Prime ideal $\implies$ maximal in a Boolean ring

Question

I want to show that a prime ideal in a non-unital Boolean ring $B$ is maximal ideal.

If the ring contains unity then it is easy. As Boolean rings are commutative, for a prime ideal $P$ the ring $B/P$ is both integral domain aswell as Boolean ring. The only non trivial integral domain and Boolean ring is $\mathbb{Z}_2$ which is a field, so $P$ is maximal in $B$.

But there are Boolean rings without unity. For example consider all the finite subsets of real numbers with symmetric difference and intersection; this is a Boolean ring without unity. (This is also the subring of $\mathcal{P}(\mathbb{R})$, the power set of real numbers under the same operations).

Generally for rings with unity, there is a technique to show that an ideal $I$ is maximal ideal. We consider an ideal which strictly contains $I$ and somehow show that it contains unity, so that it is an improper ideal. In the above case this way doesn't work. I'm looking for a technique which can be applied in a wider settings for similar problems such as in non Commutative rings etc..

Answer 1

Note that $P$ being prime is the same as $B/P$ being a ring without nontrivial zero divisors, so multiplication by a fixed nonzero element is injective.

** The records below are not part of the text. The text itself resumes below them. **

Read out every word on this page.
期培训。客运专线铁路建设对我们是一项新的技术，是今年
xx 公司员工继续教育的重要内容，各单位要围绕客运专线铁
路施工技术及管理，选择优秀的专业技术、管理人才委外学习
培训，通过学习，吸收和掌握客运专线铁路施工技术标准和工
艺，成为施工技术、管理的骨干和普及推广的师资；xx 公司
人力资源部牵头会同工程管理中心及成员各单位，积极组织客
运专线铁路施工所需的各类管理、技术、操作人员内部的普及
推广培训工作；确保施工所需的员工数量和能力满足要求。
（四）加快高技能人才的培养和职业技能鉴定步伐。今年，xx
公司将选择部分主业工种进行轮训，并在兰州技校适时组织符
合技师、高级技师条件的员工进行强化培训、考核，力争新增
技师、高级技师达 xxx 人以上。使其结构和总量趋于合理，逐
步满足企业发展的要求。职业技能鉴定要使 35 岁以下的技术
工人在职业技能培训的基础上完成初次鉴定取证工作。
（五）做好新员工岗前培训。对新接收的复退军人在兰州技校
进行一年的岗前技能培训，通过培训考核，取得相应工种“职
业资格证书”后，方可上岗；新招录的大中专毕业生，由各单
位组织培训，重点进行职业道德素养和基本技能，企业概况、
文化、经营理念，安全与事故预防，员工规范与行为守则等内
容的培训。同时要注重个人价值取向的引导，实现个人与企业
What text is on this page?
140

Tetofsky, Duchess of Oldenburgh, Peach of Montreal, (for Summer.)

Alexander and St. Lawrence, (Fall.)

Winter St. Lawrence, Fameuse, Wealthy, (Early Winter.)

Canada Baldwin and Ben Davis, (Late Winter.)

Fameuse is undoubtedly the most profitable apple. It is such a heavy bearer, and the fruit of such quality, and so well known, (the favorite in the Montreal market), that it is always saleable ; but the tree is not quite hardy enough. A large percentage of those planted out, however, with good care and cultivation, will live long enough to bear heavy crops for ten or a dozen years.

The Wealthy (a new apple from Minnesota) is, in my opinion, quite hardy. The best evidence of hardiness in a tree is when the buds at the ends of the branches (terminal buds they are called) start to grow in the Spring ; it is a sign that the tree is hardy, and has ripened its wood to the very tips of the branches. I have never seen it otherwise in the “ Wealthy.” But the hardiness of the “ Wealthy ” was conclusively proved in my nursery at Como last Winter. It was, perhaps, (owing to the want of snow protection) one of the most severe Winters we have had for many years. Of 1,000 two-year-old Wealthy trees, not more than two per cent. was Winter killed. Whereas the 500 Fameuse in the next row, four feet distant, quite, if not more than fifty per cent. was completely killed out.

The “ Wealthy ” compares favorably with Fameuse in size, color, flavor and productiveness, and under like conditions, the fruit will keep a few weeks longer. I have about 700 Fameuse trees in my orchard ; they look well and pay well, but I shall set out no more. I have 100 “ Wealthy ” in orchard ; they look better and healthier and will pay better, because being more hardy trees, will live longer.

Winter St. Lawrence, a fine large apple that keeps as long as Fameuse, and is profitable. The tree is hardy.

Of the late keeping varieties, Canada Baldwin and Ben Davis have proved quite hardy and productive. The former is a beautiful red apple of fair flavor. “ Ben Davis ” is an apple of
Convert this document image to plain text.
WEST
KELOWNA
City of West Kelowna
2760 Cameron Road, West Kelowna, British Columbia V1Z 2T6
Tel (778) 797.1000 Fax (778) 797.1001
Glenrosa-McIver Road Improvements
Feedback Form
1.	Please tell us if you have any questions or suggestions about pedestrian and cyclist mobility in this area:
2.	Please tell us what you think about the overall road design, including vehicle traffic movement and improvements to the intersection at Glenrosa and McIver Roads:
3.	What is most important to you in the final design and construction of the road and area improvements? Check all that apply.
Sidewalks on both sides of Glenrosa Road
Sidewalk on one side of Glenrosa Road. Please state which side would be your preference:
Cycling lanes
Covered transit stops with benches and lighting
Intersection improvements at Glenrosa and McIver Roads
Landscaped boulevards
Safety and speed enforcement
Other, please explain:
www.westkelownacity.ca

We will show that a nonzero boolean ring $B$ without nontrivial zero divisors has a unit, so it is in fact isomorphic to $\mathbb Z/2\mathbb Z$:

Let $j\in B$ be some nonzero element, then $j$ is the multiplicative identity:
For all $x\in B$, we have $xj=xjj$ therefore $x=xj$ (since multiplication by $j$ is injective), similarly we have $jjx=jx$ so $jx=x$. (This also shows that there is only one nonzero element, since the multiplicative identity is unique)

The point is that in a ring with no nontrivial zero divisors, the only idempotent elements are $0$ and the multiplicative identity.

Answer 2

Here is the elementary proof:

First note that $$\forall x,y \in R:\ xy(x+y)=x^2y +xy^2=xy+xy=0$$

Suppose $I$ is a prime ideal:

$$\forall x,y \not \in I: xy \not \in I $$ but $$xy(x+y)=0 \in I$$ so $$\forall x,y \not \in I: x+y \in I.$$

Suppose $J$ is an ideal that strictly includes $I$. Pick $j \in J$ but $j \not \in I$. $$\forall r \not \in I: r+j \in I \Rightarrow r+j \in J \Rightarrow r \in J.$$ That implies that $J=R$, so $I$ is maximal.